As you plan for retirement, it just might be the time to try to realize your lifelong dreams. You’ve put them off long enough; now you actually have the time. Great idea. But please be sure to follow the law when you do. There are some crazy laws on the books that just might put a damper on your plans.


For example, if you love to play bingo, and just never had time before, don’t retire to North Carolina. It’s illegal to play bingo there for more than five hours in a row. Or, if you would rather sing when you move there, you’d better be really good.
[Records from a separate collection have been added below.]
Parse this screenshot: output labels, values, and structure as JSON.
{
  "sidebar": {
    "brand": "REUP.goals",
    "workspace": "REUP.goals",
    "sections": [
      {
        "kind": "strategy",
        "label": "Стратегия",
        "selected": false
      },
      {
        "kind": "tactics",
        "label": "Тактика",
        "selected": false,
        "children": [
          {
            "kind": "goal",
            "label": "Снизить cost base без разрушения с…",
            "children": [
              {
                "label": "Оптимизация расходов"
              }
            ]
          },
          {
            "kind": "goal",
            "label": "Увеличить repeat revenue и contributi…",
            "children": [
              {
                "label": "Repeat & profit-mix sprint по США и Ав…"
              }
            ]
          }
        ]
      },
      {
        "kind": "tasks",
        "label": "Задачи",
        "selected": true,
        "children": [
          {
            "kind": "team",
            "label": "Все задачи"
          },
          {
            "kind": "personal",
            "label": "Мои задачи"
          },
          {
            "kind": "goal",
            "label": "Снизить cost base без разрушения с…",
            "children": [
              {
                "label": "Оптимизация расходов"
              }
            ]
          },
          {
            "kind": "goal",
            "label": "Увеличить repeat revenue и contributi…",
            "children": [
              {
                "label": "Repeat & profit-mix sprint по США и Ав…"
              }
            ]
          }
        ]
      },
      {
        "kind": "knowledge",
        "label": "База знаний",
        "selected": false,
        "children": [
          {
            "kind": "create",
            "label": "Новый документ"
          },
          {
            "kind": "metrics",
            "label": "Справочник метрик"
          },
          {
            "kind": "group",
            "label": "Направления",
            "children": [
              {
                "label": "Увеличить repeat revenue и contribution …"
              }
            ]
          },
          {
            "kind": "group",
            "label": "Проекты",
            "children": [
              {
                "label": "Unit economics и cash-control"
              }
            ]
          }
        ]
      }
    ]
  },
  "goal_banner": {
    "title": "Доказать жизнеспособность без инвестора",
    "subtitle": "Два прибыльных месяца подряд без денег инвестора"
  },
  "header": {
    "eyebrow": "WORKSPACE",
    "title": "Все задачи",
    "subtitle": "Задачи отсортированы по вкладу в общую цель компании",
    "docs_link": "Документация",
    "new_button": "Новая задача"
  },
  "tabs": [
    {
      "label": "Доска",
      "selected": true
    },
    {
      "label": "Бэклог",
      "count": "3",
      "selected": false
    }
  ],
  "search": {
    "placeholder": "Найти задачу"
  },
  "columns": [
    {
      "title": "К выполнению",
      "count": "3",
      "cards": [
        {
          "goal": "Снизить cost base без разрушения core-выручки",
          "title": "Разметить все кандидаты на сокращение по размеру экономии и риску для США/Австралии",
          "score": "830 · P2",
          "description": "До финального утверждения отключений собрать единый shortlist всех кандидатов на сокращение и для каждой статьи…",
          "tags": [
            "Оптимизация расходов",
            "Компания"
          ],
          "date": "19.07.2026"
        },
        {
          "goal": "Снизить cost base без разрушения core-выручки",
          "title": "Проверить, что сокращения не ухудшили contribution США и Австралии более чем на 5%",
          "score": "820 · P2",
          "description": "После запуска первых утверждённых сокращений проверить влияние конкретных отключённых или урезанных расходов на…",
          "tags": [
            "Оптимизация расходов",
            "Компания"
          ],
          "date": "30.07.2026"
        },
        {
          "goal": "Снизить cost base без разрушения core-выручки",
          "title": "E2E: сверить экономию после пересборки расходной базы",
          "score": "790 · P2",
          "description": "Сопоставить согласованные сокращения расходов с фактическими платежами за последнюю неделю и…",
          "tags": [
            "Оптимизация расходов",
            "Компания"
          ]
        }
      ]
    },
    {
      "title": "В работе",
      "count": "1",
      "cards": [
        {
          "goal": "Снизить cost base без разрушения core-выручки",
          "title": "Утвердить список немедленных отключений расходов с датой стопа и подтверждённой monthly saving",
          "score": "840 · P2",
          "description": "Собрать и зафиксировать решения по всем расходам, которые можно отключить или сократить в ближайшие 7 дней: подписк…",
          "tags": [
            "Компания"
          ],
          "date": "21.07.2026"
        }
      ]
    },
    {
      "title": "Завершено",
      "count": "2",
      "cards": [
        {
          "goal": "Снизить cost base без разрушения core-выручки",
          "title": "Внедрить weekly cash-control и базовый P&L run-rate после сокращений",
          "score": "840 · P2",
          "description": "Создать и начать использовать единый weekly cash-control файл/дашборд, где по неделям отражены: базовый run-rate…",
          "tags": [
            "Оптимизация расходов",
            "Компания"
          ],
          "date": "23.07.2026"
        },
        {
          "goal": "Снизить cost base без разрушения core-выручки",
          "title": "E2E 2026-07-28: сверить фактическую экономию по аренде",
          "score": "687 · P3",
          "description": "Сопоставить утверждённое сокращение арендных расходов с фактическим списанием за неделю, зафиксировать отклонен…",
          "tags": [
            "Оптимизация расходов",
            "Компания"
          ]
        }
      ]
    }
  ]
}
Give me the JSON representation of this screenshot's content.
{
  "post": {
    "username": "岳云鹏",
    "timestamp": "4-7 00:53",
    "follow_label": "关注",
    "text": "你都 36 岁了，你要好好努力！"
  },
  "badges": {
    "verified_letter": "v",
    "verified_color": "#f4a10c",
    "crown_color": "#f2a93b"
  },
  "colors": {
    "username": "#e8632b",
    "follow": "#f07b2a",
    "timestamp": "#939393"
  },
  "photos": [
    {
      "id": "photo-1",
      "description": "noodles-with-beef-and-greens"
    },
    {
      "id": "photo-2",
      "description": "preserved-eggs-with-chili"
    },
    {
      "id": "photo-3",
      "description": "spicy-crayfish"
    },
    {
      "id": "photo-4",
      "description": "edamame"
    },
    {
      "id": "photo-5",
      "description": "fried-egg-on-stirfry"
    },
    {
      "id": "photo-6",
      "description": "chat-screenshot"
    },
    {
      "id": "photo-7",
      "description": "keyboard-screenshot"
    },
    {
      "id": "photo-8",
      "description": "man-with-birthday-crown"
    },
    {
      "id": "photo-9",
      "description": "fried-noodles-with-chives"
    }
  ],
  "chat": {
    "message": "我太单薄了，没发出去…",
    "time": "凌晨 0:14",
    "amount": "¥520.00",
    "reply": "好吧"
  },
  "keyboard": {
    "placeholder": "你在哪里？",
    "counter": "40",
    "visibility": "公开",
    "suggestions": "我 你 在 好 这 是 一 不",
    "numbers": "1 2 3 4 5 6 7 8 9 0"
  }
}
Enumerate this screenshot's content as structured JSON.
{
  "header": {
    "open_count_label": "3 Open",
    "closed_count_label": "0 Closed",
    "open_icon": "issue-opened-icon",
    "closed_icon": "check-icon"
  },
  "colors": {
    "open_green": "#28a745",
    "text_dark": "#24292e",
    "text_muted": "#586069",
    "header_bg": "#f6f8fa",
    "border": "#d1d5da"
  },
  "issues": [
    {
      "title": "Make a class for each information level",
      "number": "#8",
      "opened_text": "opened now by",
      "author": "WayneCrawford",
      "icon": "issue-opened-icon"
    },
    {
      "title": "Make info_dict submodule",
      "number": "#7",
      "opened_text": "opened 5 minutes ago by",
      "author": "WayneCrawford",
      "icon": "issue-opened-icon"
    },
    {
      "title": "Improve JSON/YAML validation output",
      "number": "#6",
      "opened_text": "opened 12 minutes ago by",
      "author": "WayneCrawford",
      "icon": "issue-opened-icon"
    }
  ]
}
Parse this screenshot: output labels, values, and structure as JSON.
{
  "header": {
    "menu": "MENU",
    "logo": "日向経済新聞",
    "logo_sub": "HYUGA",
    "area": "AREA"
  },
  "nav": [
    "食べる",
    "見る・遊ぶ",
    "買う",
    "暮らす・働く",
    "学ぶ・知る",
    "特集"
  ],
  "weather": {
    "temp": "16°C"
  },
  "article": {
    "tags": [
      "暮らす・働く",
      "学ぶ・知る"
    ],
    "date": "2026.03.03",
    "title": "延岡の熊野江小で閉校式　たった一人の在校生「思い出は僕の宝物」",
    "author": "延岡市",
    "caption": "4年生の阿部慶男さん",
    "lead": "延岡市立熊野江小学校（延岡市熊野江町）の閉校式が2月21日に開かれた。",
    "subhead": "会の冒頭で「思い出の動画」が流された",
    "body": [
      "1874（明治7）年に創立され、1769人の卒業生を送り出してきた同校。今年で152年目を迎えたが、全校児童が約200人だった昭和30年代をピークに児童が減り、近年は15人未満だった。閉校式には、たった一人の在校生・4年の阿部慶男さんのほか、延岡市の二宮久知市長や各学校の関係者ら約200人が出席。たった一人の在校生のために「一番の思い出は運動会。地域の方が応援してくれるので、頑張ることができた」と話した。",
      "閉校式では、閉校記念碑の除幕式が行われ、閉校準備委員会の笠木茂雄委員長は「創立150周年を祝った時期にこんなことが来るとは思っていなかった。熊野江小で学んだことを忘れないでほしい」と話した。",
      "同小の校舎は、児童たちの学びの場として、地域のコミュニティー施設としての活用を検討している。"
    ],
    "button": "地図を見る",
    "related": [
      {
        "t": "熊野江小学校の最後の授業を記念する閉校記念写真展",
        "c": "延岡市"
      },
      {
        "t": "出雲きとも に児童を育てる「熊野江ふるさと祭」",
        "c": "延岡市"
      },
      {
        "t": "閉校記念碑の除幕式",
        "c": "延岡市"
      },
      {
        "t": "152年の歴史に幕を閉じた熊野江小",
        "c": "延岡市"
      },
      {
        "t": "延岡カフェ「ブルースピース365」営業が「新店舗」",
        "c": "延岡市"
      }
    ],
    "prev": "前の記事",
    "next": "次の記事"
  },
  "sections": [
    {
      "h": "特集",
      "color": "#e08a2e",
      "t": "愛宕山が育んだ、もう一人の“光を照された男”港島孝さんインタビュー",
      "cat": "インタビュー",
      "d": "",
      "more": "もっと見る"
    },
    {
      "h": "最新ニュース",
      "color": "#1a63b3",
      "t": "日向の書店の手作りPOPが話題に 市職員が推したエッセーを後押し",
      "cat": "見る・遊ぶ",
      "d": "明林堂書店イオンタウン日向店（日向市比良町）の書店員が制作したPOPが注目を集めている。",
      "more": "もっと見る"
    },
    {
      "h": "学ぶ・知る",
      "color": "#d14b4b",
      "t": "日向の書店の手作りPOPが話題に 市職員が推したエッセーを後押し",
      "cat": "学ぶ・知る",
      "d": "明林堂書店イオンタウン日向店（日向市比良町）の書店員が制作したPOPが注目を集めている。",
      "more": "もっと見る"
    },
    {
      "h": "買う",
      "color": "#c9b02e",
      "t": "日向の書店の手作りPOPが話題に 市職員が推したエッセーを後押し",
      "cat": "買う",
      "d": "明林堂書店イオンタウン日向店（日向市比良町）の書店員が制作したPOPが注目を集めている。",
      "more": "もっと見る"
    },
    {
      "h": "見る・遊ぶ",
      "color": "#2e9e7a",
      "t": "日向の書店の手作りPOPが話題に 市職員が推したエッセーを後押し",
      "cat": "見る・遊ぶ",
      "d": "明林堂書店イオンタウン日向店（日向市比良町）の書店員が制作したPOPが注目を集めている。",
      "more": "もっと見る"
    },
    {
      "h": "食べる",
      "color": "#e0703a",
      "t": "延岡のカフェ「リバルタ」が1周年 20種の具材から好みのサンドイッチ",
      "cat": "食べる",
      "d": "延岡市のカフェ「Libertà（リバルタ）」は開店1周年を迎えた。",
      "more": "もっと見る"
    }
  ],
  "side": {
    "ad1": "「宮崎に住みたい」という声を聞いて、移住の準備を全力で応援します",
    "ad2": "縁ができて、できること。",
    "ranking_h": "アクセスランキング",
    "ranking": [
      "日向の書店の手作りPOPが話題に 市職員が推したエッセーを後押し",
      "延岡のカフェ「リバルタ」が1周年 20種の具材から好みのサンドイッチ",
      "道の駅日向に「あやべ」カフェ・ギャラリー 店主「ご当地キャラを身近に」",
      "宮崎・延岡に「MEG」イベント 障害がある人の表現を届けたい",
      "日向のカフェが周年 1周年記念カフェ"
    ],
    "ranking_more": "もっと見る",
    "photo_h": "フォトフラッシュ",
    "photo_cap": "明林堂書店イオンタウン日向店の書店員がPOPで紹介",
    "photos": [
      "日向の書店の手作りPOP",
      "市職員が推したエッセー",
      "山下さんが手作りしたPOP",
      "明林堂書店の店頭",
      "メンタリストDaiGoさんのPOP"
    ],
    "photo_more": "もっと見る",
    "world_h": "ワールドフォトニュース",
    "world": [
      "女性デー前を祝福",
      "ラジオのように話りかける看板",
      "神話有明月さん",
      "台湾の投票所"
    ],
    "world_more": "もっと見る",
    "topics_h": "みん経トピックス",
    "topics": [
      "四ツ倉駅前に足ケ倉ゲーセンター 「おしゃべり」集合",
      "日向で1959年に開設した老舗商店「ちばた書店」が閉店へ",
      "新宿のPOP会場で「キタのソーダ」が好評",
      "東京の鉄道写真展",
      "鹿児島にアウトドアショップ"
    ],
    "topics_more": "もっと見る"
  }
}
Singing off-key also is prohibited.

If you vacation in Wyoming, and like to take pictures, remember that it’s illegal to take a picture of a rabbit from January to April without a permit. In Idaho, you can eat all the potatoes you want, but never wear a fake mustache in a church.

Alaskan cruises are beautiful, and you may dream of a long vacation by sea and by land. However, if the weather proves to be a bit too cold for you, be careful if you stop at a bar for some warming spirits. You are not allowed to be drunk in a bar. And right here in Ohio, it’s illegal to get a fish drunk.


If you enjoy the holidays and wish they could last forever, don’t move to Maine. Decorations have to be removed and stored by Jan. 14. On the other side of the country, they don’t like folks with a sweet tooth; lollipops are banned in Washington.

Florida women might have their dreams dashed because unmarried females cannot parachute on Sundays. The need to protect women is somewhat understandable.